Lifetime Exemption – Is now the time to Make gifts?

by Matt Schwartz

During an election year, it is natural to relate your profession to the Presidential election.  At Schwartz Montoya Legal, we are considering for our clients what they should do between now and the end of 2025 when the expanded estate and gift tax exemption under the Tax Cuts and Jobs Act of 2017 is scheduled to expire.

If the Tax Cuts and Jobs Act expires, then the unified estate and gift tax exemption will be reduced in half.  Current projections would be that the exemption per person may be reduced from roughly $14,500,000 (2026 inflation adjusted if no reduction in the exemption) to $7,250,000 if there is a reduction in the exemption.

So, what does that mean for someone who has $5,000,000 or more in assets now and is in a position where their assets are likely to grow rather than to shrink during the balance of their lifetime.

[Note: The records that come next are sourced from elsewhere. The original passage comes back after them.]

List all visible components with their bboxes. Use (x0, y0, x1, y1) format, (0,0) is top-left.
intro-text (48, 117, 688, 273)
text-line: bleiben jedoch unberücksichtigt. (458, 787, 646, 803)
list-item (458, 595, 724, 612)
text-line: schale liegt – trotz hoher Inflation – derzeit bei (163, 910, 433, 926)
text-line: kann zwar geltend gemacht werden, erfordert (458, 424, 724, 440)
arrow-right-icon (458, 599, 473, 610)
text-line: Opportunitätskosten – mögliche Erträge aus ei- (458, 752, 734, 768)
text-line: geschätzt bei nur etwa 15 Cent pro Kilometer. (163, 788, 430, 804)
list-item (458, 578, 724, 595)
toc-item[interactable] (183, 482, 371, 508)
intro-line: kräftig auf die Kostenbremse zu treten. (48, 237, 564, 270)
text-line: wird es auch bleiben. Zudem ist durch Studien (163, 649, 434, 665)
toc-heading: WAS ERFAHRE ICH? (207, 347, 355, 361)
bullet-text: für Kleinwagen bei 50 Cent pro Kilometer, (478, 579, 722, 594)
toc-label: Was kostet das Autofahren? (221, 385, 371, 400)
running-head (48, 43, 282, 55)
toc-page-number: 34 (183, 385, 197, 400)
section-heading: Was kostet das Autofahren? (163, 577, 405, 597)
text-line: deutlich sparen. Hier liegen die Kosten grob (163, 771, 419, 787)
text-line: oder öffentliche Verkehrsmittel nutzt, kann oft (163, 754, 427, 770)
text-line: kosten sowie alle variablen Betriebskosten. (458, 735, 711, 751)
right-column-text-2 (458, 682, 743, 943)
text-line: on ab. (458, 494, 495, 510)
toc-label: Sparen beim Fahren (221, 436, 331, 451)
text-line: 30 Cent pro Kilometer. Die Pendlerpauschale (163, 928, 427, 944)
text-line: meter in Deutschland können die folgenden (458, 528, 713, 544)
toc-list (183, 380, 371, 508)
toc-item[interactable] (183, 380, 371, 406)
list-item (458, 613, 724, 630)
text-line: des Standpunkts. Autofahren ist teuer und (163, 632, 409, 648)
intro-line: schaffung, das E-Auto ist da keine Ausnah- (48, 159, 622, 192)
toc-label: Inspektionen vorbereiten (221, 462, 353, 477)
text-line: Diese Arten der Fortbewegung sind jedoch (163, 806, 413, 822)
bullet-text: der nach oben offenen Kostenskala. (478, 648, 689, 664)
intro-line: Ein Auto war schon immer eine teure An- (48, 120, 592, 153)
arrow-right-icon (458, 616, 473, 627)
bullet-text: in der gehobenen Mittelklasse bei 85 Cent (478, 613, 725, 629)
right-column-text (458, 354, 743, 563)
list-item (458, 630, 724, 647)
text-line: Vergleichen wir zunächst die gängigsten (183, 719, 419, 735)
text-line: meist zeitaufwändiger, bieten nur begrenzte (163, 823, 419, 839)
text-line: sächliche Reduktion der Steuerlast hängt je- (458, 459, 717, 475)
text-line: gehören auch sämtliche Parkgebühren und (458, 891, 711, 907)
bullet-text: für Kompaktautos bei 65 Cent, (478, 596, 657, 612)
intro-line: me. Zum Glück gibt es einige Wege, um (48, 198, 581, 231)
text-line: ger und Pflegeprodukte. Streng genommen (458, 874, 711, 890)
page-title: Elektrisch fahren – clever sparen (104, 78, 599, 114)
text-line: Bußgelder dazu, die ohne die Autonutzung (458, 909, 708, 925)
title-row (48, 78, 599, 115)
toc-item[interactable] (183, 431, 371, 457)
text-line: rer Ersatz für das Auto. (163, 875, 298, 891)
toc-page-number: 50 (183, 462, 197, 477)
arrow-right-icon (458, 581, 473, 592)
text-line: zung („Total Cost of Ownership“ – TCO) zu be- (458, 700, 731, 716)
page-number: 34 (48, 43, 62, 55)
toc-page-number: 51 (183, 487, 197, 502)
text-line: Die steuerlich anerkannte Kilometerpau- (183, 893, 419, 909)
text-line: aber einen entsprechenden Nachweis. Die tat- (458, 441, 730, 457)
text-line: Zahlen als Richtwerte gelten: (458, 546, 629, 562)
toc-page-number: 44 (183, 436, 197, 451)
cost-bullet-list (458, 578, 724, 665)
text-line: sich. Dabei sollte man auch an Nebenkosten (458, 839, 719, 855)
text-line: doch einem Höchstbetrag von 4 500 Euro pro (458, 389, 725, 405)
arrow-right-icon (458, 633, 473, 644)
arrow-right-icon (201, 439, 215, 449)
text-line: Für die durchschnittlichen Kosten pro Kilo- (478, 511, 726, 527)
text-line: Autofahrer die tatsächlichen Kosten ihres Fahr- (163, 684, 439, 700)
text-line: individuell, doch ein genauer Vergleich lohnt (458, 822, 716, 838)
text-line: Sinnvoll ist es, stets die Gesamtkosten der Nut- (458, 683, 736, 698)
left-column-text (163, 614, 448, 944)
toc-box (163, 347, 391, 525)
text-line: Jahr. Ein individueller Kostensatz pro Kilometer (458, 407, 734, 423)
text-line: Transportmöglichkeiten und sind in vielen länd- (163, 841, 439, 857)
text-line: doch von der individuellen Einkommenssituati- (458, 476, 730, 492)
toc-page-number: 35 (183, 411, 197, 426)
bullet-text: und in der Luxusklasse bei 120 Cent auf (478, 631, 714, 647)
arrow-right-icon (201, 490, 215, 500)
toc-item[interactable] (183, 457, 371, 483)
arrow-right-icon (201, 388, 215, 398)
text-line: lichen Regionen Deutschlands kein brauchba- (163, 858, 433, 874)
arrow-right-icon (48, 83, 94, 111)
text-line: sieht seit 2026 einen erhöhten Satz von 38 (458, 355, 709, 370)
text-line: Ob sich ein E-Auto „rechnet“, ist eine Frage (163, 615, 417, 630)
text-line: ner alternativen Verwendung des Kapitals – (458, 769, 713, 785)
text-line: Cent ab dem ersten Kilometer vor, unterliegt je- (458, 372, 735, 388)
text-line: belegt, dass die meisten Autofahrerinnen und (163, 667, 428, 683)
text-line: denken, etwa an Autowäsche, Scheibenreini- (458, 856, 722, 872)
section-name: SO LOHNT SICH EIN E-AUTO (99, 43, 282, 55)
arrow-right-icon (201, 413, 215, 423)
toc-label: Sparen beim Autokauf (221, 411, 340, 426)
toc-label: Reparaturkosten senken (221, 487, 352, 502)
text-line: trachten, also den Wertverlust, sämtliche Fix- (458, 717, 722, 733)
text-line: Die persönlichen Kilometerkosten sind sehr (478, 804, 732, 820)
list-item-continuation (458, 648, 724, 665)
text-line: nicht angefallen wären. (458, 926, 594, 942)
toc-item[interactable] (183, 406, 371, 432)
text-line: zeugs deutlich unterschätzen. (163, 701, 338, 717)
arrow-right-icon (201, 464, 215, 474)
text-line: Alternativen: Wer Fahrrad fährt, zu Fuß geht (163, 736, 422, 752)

If you fall into this category of people, the prospect of a reduced estate planning exemption should be an incentive for you to give away more assets now.  The benefits of giving away more assets now are as follows:

  1. No Clawback on Large Completed Gifts– Suppose that you are not married and have two children and two grandchildren.  Further suppose that you were able to transfer $2M of after-tax stocks and bonds to each of them before 2026.  Currently, you have enough exemption to protect you from estate tax since the 2024 exemption is $13,610,000.  However, if the exemption is reduced in half in 2026, the exemption may only be in the low $7M range.  There was a concern that the IRS would tax the gift to the extent that it exceeded the reduced exemption at the time of your death.  The IRS eliminated this concern for completed gifts by adopting the anti-clawback rule in final regulations in 2019.  The anti-clawback rule states that the taxpayer at the time of his or her death will get to use the exemption amount in place at the time of the gift rather than the potentially smaller exemption amount at the time of death.
  2. Get Appreciation Out of Your Estate – In the above example, the $8M that was transferred by gift could have doubled to $16M in the donor’s estate if the donor did not transfer the assets by gift before the donor’s death.  Therefore, the value of getting the assets out of your federal estate was potentially the estate tax that would have been due on $8M ($3,200,000 based on a 40% estate tax).  In addition, the Pennsylvania inheritance tax savings assuming that you live more than a year from the gift would be 4.5% of the amount of the $8M gifts plus avoiding 4.5% on the $8M that the assets would have otherwise appreciated in your estate.   We can never recover the value of that advice on an hourly basis but I wanted to illustrate the idea.
  3. Positive Non-Tax Benefits of Getting Assets to Family Now – By transferring wealth to family now, you are giving them the opportunity to be less stressed about money and be more focused on what they truly love to do.  In addition, the transfer of wealth during lifetime provides opportunity for financial education for the beneficiaries to maximize the chances that they will preserve the financial legacy that you have grown for your family.

Next Steps

If you are in a situation where you want to make sure that you benefit from the higher exemption amounts that are only currently guaranteed through the end of next year, I recommend that you contact Schwartz Montoya Legal to schedule a consultation with John or me to discuss which planning techniques may be best for your situation.  You may be a good candidate to transfer assets to your children in a trust that gives them some autonomy while helping to keep assets in the bloodline.  Alternatively, you may want to leave assets to your spouse in a Spousal Lifetime Access Trust and have those assets pass to your children when your spouse passes away as a way to give you and your spouse access to those assets while your spouse is alive but to assure that those assets will get transferred to your children after your spouse passes away.  There are many other possibilities as well.